Say my solution to a DE is "f(x)" (happens to be bessel's equation), and it contains a constant variable "d" in the argument of the bessel's functions (i.,e. J(d*x) and Y(d*x)). So my solution is:

f(x)= A*J(d*x) + B*Y(d*x)

I can find a general solution for f(x) by imposing 2 boundary conditions f(x1)=f(x2)=0. That would give me an equation for f_n(x).

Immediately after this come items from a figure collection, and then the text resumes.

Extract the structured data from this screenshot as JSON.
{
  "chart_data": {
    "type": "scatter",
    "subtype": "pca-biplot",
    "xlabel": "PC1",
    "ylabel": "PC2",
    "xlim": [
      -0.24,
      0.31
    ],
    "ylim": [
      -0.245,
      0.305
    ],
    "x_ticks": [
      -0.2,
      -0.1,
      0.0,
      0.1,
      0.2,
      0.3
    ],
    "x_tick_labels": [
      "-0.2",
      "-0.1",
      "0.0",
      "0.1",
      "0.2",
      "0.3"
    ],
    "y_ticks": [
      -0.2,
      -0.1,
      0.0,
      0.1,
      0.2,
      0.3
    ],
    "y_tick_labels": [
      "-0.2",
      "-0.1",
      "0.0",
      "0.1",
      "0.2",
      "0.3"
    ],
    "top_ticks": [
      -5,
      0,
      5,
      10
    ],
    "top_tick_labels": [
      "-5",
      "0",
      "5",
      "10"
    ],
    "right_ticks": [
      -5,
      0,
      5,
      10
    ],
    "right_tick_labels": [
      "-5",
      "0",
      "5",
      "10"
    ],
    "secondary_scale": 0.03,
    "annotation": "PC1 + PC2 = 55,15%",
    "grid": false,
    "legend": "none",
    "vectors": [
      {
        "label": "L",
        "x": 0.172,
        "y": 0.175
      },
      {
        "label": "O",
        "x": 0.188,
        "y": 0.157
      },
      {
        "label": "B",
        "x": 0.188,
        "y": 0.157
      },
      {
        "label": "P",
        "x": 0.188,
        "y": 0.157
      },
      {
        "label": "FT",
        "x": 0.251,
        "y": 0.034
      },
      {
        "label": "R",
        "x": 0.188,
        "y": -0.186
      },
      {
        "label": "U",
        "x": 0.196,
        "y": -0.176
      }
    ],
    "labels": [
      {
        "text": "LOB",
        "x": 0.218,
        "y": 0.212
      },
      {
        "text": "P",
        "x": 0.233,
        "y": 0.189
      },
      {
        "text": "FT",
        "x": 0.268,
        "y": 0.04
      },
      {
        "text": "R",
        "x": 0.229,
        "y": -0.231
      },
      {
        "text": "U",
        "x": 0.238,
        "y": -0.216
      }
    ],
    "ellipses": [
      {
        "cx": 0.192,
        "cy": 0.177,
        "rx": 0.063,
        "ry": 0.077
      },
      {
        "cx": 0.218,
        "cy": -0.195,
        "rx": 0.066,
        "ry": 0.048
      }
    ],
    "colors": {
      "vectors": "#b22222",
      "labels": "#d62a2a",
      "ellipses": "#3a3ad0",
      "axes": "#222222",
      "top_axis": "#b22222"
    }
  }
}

First question: The author calls this f_n(x) the "eigenfunctions" and the "orthogonal basis". Why is this given these names? I'm not sure why these solutions form an orthogonal basis.

Second question:

The author then states that an arbitrary vector F(x) "can be expanded in this orthogonal basis" via:

F(x)= sum{from n=1 to inf} [ a_n*f_n(x) ]

where

a_n = [ (f_n(x) , F(x)) ] / [ (f_n(x) , f_n(x) ]

What in the world is this on about? Any guidance would be helpful!

2. Feb 18, 2010

### vela

Staff Emeritus
The differential equation you're solving can be written in the form

$$L[f(x)]=\lambda w(x) f(x)$$

where L is a self-adjoint linear operator and w(x) is a weighting function. From linear algebra, you should recall that solutions to $A\vec{x}=\lambda\vec{x}$, where A was the matrix representing a linear transformation, were called eigenvectors with eigenvalue $\lambda$. Here f(x) plays the role of $\vec{x}$, which is why f(x) is called an eigenfunction.

A self-adjoint linear operator corresponds to a Hermitian matrix, which has real eigenvalues and orthogonal eigenvectors (neglecting the possibility of degeneracy for now), which form a basis of the vector space. Likewise, the $f_n(x)$'s are orthogonal with respect to an inner product of the form

$$\langle f, g\rangle=\int_a^b f^*(x)g(x)w(x) dx$$

and they too form a basis of a vector space of functions.

If you have a vector $\vec{x}$ and an orthogonal basis $\{\vec{v}_1, \vec{v}_2, \cdots, \vec{v}_n\}$, you can express $\vec{x}$ as a linear combination of the basis vectors:

$$\vec{x} = a_1 \vec{v}_1 + \cdots + a_n \vec{v}_n$$

Taking the inner product of $\vec{x}$ with a basis vector $\vec{v}_i$, you get

$$\langle \vec{x},\vec{v}_i \rangle = a_1 \langle \vec{v}_1, \vec{v}_i \rangle + \cdots + a_n \langle \vec{v}_n, \vec{v}_i \rangle$$

Because they're orthogonal, only the i-th term on the RHS survives, so you get

$$a_i=\frac{\langle \vec{x},\vec{v}_i \rangle}{\langle \vec{v}_i, \vec{v}_i \rangle}$$

What the author is saying is analogous to this. Now F(x) plays the role of $\vec{x}$ and your $f_n(x)$'s are the orthogonal basis vectors, and you get

$$a_i=\frac{\langle F(x),f_i(x)\rangle}{\langle f_i(x), f_i(x) \rangle}$$

If you've ever worked with Fourier series before, this is what you were doing with an orthogonal basis consisting of the sine and cosine functions.

3. Feb 18, 2010

### the_dialogue

That's superb. Thank you.